Spinach Strudel
Course: Lunch, DinnerCuisine: AustrianServings
4
servingsPrep time
30
minutesCooking time
40
minutesCalories
300
kcalTotal time
1
hour10
minutesIngredients
3-4 sheets of filo dough
20 oz of baby portobello mushrooms (sliced if you don’t want to slice them yourself)
2 bunch of swiss chard or 2 bags of baby spinach (12 oz of chopped, frozen spinach works too).
4 oz of amaranth (see note below)
1 pkg feta cheese (also works without cheese)
Salt, Pepper, optional: ground mustard seeds
Olive oil
- You’ll Also Need
A big mixing bowl
A clean kitchen towel
Mesh strainer
Baking paper
Baking brush
Pots and pans
Directions
- Bring a pot of water to a boil, add salt and boil the washed amaranth for a minute and then reduce the heat to let it simmer for about 20-30 mins. In the meanwhile wash and chop the swiss chard and blanch it for half a minute in a pot of boiling water. Pour it into a strainer and chill with cold water and put it in the mixing bowl. Clean and slice the portobello mushrooms, fry them in a pan with a bit of olive oil until done. Once the amaranth is done, pour out the remaining water with a fine strainer and add it with the mushrooms into the bowl with the spinach. Crumble the feta cheese. Season to taste with salt, pepper, and ground mustard seeds. Mix everything together.

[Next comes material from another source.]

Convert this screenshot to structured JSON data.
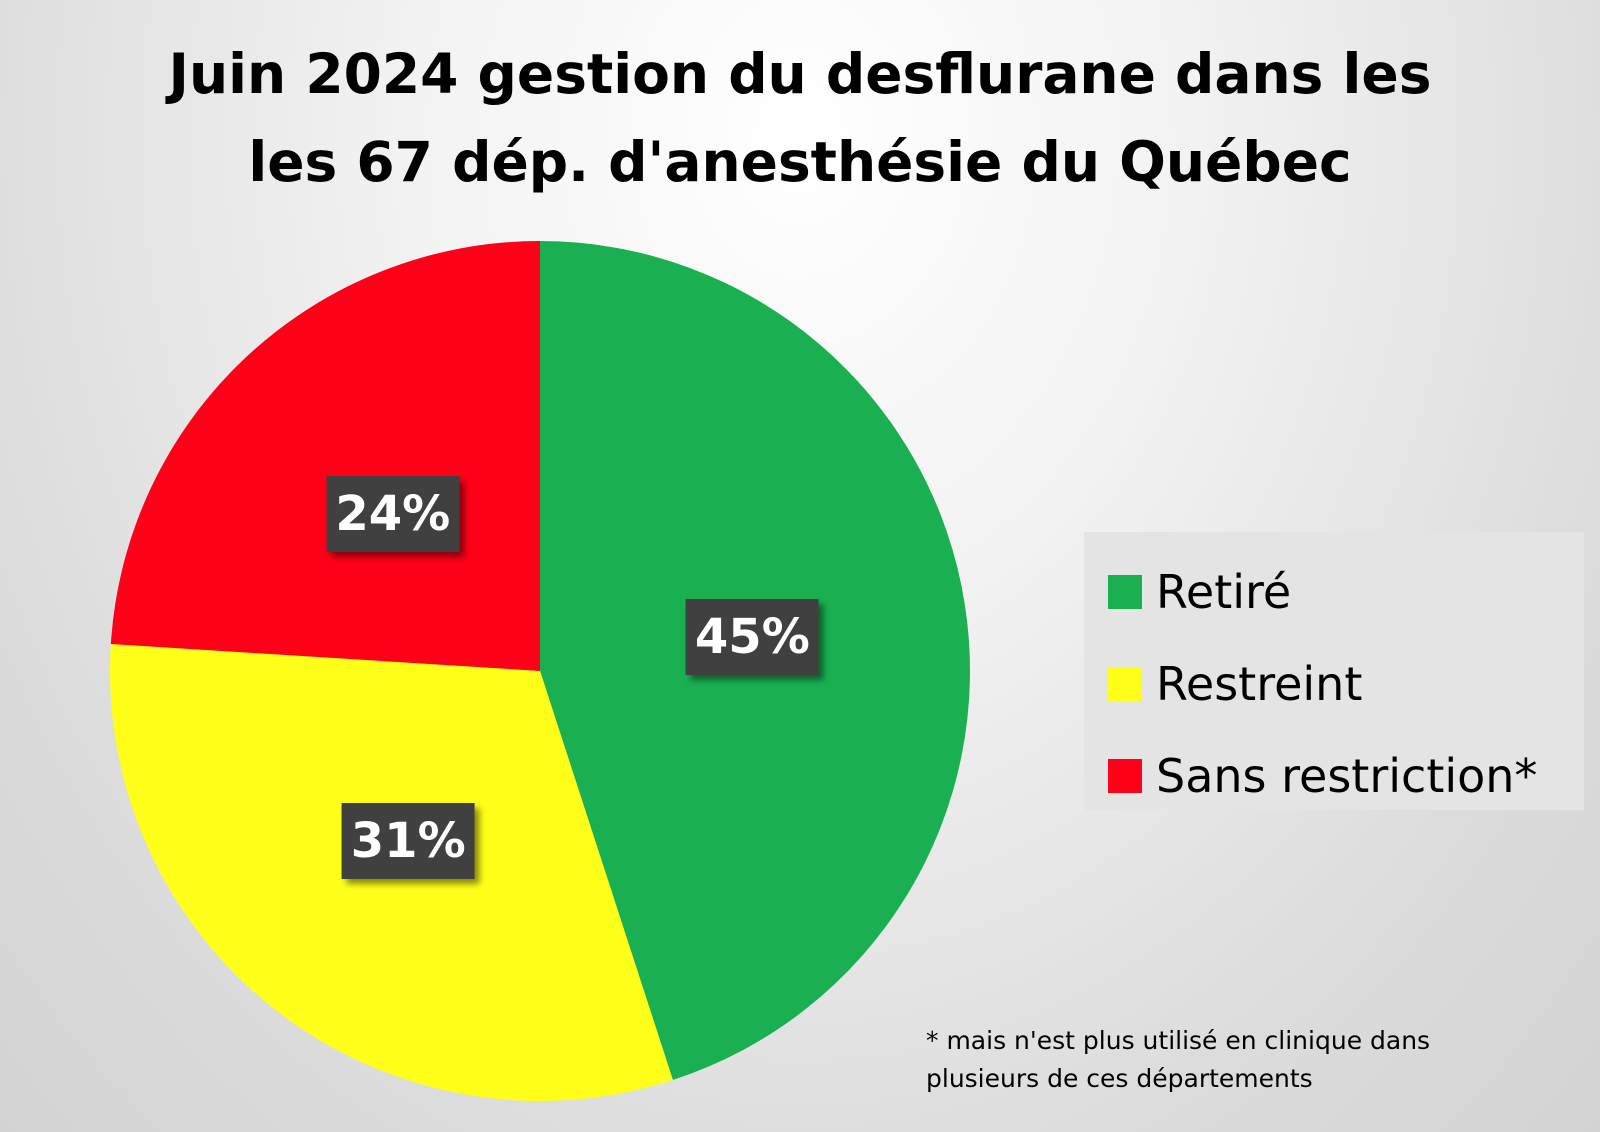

- Now we prepare the filo dough in the same way as for the apple strudel. Lay out one sheet on a clean kitchen towel. Brush olive oil on it and layer up to 4 sheets in the same manner. Then distribute your filling on the lower third of your sheet. Make sure there is about a 1” border of free space on each side of the sheet. Wrap in the short edge side and then roll your strudel. Brush a final layer of olive oil on top of everything and bake it in the oven for 30-45 mins at 390 degrees until the filo dough is crispy and brown.
Notes
- ABOUT AMARANTH
Amaranth is available at the coop. Kat likes it for several reasons:
1. It has a really nice nutty flavor
2. It gives a bit more crunch and consistency with the spinach and mushrooms, which can be juicy. The amaranth holds the whole stuffing together.
3. Generally, amaranth is quite a cool staple. It’s a “pseudograin”, so it’s gluten free and it’s also nutrient packed. When she went vegetarian she started including it more and more into her diet because it has a lot of iron.